Warrior

20 1 0
                                    

It's not every day that you get to smile at the memories without a stab of pain hitting you. Now, when I smile at the fact that you're gone. Now, that I find I've been thrown down so hard that I find dried up blood, that I eat lunch alone on a single chair in an empty dark corridor and now that I don't permit myself to cry is when I realize you turned me into a warrior. A warrior with courage, strength and pain. Don't warriors fall eventually? I think I will, but if I didn't fall on the days when I had to walk all alone feeling pain in my chest from the measure of stress and anxiety in me. Now, that I'm paralyzed, I am hardly breathing, fighting for something. Dried up blood, bruises, lonely lunches and no one to talk to, can you believe that's me every single day? I go home with headaches from loss of rest, I hum guitar notes in my head to distract myself, I get left for others, and all I can think of is that I deserve this. No one can envision it, but this warrior has fallen. This one isn't your fault, it's mine. While I admit this, I can't help but imagine a blade in my stomach... I have one last tear rolling down my face... I have blurry vision. All I can think of is how it would've been different. If you were here, would you have let me be alone? I laugh, hear a joke and tell one, then that's it. They don't know why. All my life I've been called a failure. A nobody. She said I'll never be anything. A warrior fell. This warrior fought for a long time. This warrior has been fighting alone for so long that when she goes somewhere not fighting she's said to suffer depression. I'm weak. I feel emotionally paralyzed. I don't feel anything anymore. Where's the warrior inside of me?
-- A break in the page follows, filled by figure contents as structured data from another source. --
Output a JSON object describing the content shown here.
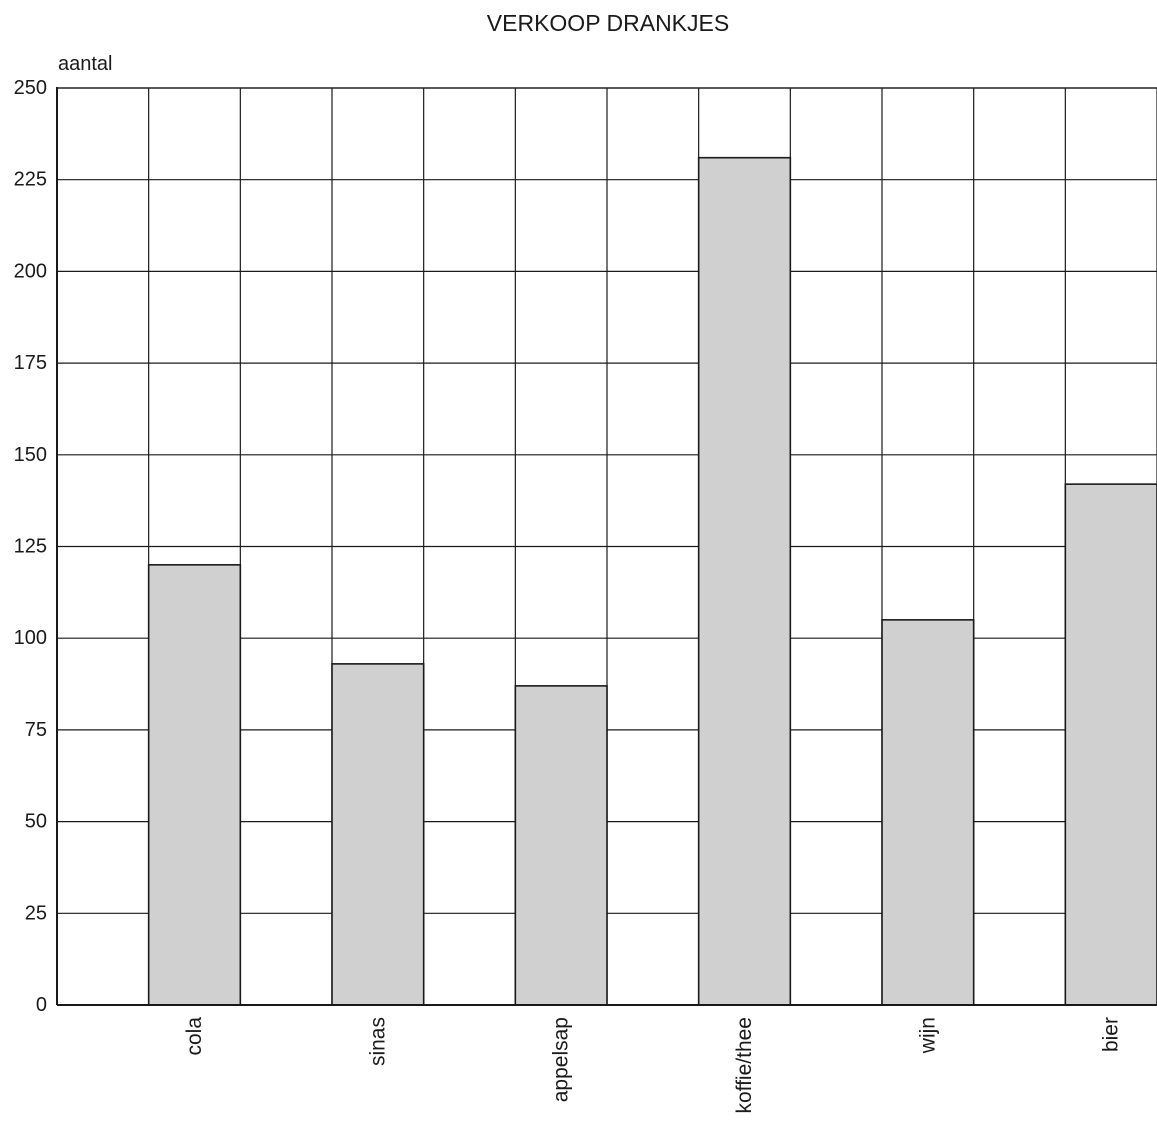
{
  "chart_data": {
    "type": "bar",
    "title": "VERKOOP DRANKJES",
    "xlabel": "",
    "ylabel": "aantal",
    "categories": [
      "cola",
      "sinas",
      "appelsap",
      "koffie/thee",
      "wijn",
      "bier"
    ],
    "values": [
      120,
      93,
      87,
      231,
      105,
      142
    ],
    "ylim": [
      0,
      250
    ],
    "yticks": [
      0,
      25,
      50,
      75,
      100,
      125,
      150,
      175,
      200,
      225,
      250
    ],
    "grid": true,
    "bar_color": "#d0d0d0",
    "line_color": "#1a1a1a"
  }
}
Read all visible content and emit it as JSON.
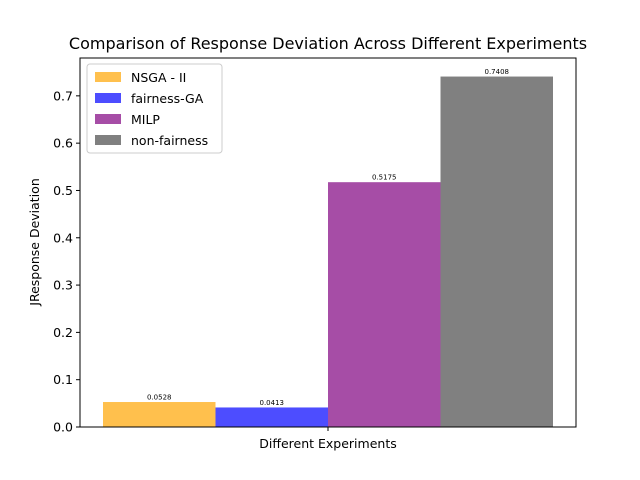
{
  "chart_data": {
    "type": "bar",
    "title": "Comparison of Response Deviation Across Different Experiments",
    "xlabel": "Different Experiments",
    "ylabel": "JResponse Deviation",
    "ylim": [
      0,
      0.78
    ],
    "yticks": [
      0.0,
      0.1,
      0.2,
      0.3,
      0.4,
      0.5,
      0.6,
      0.7
    ],
    "ytick_labels": [
      "0.0",
      "0.1",
      "0.2",
      "0.3",
      "0.4",
      "0.5",
      "0.6",
      "0.7"
    ],
    "grid": false,
    "legend_position": "top-left",
    "series": [
      {
        "name": "NSGA - II",
        "value": 0.0528,
        "label": "0.0528",
        "color": "#FFC04D"
      },
      {
        "name": "fairness-GA",
        "value": 0.0413,
        "label": "0.0413",
        "color": "#4D4DFF"
      },
      {
        "name": "MILP",
        "value": 0.5175,
        "label": "0.5175",
        "color": "#A64DA6"
      },
      {
        "name": "non-fairness",
        "value": 0.7408,
        "label": "0.7408",
        "color": "#808080"
      }
    ]
  }
}
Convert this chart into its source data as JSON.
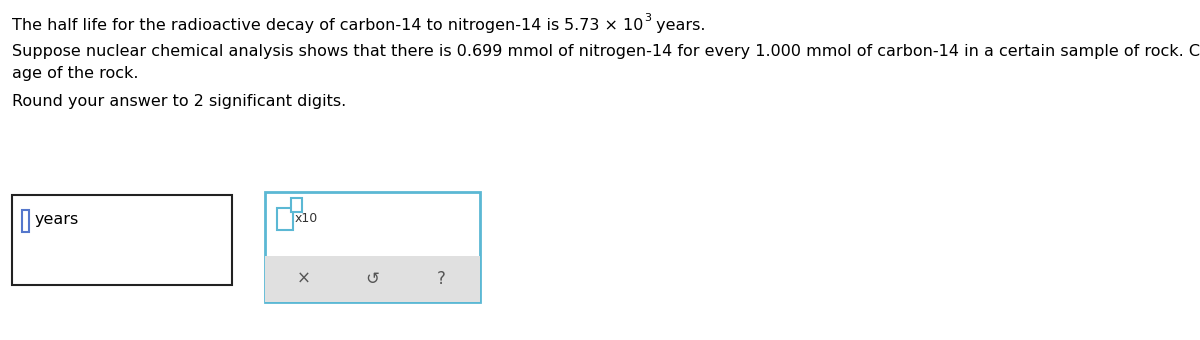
{
  "line1_prefix": "The half life for the radioactive decay of carbon-14 to nitrogen-14 is ",
  "line1_math": "5.73 × 10",
  "line1_exp": "3",
  "line1_end": " years.",
  "line2": "Suppose nuclear chemical analysis shows that there is 0.699 mmol of nitrogen-14 for every 1.000 mmol of carbon-14 in a certain sample of rock. Calculate the",
  "line3": "age of the rock.",
  "line4": "Round your answer to 2 significant digits.",
  "box1_label": "years",
  "box2_label": "x10",
  "icon_x": "×",
  "icon_undo": "↺",
  "icon_q": "?",
  "bg_color": "#ffffff",
  "text_color": "#000000",
  "box1_border_color": "#222222",
  "box2_border_color": "#5bb8d4",
  "cursor1_color": "#5577cc",
  "cursor2_color": "#5bb8d4",
  "toolbar_bg": "#e0e0e0",
  "font_size": 11.5,
  "sup_font_size": 8,
  "icon_font_size": 12,
  "label_font_size": 9,
  "fig_w": 12.0,
  "fig_h": 3.4,
  "dpi": 100
}
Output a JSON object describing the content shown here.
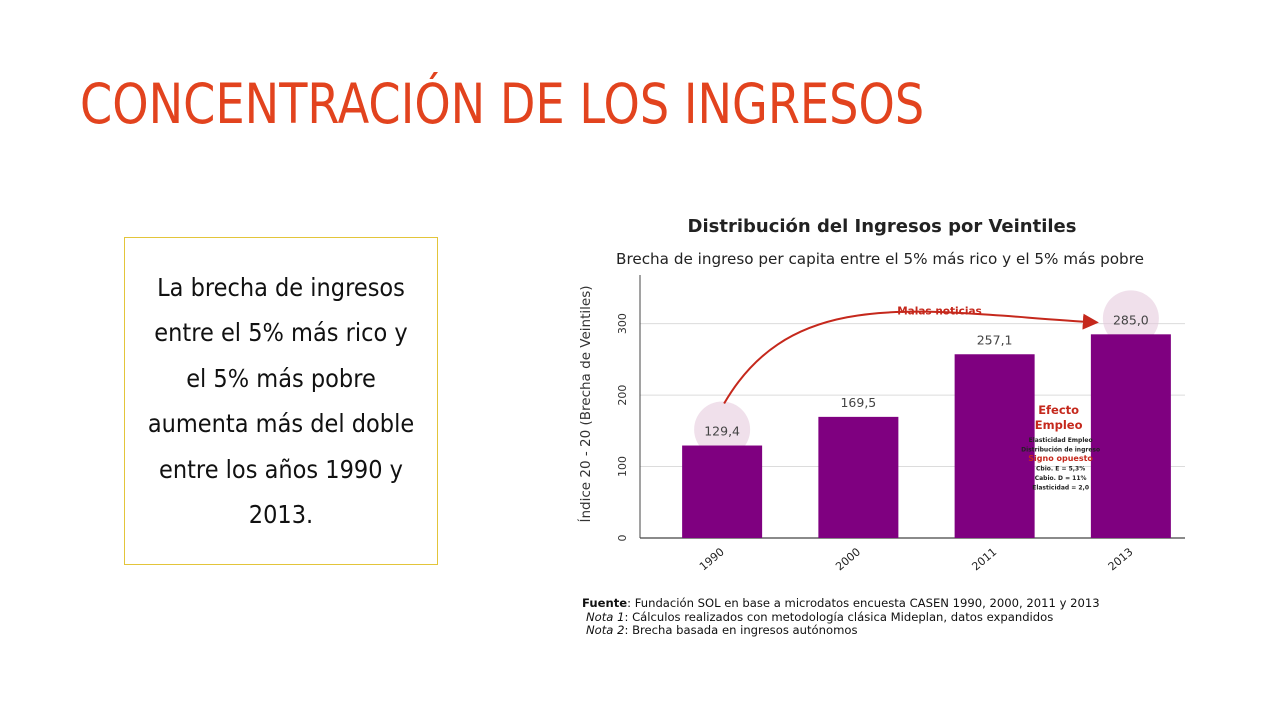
{
  "slide": {
    "title": "CONCENTRACIÓN DE LOS INGRESOS",
    "body": "La brecha de ingresos entre el 5% más rico y el 5% más pobre aumenta más del doble entre los años 1990 y 2013."
  },
  "notes": {
    "fuente_label": "Fuente",
    "fuente_text": ": Fundación SOL en base a microdatos encuesta CASEN 1990, 2000, 2011 y 2013",
    "nota1_label": "Nota 1",
    "nota1_text": ": Cálculos realizados con metodología clásica Mideplan, datos expandidos",
    "nota2_label": "Nota 2",
    "nota2_text": ": Brecha basada en ingresos autónomos"
  },
  "colors": {
    "title": "#e2431e",
    "bar": "#7f0080",
    "arrow": "#c5281c",
    "highlight": "#e3c6db",
    "box_border": "#e3c53a"
  },
  "chart_data": {
    "type": "bar",
    "title": "Distribución del Ingresos por Veintiles",
    "subtitle": "Brecha de ingreso per capita entre el 5% más rico y el 5% más pobre",
    "categories": [
      "1990",
      "2000",
      "2011",
      "2013"
    ],
    "values": [
      129.4,
      169.5,
      257.1,
      285.0
    ],
    "value_labels": [
      "129,4",
      "169,5",
      "257,1",
      "285,0"
    ],
    "xlabel": "",
    "ylabel": "Índice 20 - 20 (Brecha de Veintiles)",
    "ylim": [
      0,
      375
    ],
    "yticks": [
      0,
      100,
      200,
      300
    ],
    "grid": true,
    "annotations": {
      "arrow_label": "Malas noticias",
      "efecto_title": [
        "Efecto",
        "Empleo"
      ],
      "efecto_lines": [
        "Elasticidad Empleo",
        "Distribución de ingreso",
        "Signo opuesto",
        "Cbio. E = 5,3%",
        "Cabio. D = 11%",
        "Elasticidad = 2,0"
      ]
    }
  }
}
I can feel her wanting to stop, but I won't tolerate it, I mean why would I?

Let me give you a scenario to show you what I mean. Lonely girl, no friends, first love left within a week, with five different hobbies, is left alone outside the library to eat her lunch with silence creeping its way. All she can do is  stare at her expression in the glass door, all she can feel is pain from a headache and her body aches in pain as well because she was thrown down. Later that day she's getting home to find dried blood and an aching knee. Yet, look at me, I am just fine. I hate you. I hate hearing your name because anything I say is related back to you. I don't want you back. I never wanted this, so, tell them to quit, I don't need this. I don't need to be reminded of what went on. I don't need pitiful eyes and sorrowful glances when they watch me sitting at the back of the class reading.

I'm not reading, I'm just thinking. Think about it, I made it somewhere yet all I can think about is how your departure got me here. Is it really worth it? No, it's not, but I lie to your friends, to my friends and to myself that it is worth everything. Questions, they all ask questions about you, and then answer them for everyone's sake, tell them the truth. They're questioning why I went to school on Sunday, crying, tell them it was you. Tell them we got back to our 'relationship' only for me to have to end it again. Tell them that you were everything I required. Tell them the warrior needs backup right now or it's the end.

What I hate the most is how you got me to have a purpose. Every time I want to give up, depart or die, I think of you. Why? Every time I get hurt and thrown down I think of you. You believed in me, so, I use that. And they're right, it's pathetic, this all is. But, me, I am not pathetic, I just lost it for a while. I mean tell me this, have you ever encountered someone who breaks up and uses that heartache to strive in her life. Have you seen it? I am some sort of warrior.

No, no, I'm not done. 

Now imagine this:

The girl that got forgotten by her boyfriend, when she's alone someone walks up to her asking how she's doing when the truth is they don't care. They don't care about her at all. About me. They care about what to tell their friends and what to tell you. They care about you, not me. I don't matter to them, only the fact that I mattered to you is important to them. Let's go back to imagining ok? So, the girl is in peace, but this piece of shit has to bring you up, as if what, I will smile and say every detail of what went on. I won't because that's our story I'm not telling anyone all the details.

I wish I could hate you.The warrior hates you, but I don't. Why wouldn't the warrior hate you? You started this war, didn't you? Look at what you started, this girl can't look at something and not be reminded of you. This girl can't smile without being reminded of you. And this girl can't live without being with you. This girl was someone you loved, she was everything at one point. She had a smile that was most beautiful to you. This girl is me. The warrior is me. 

This warrior nearly wrote a thousand words for you because she hates you, she hates you because she knows she can't stop loving you even with her detestation.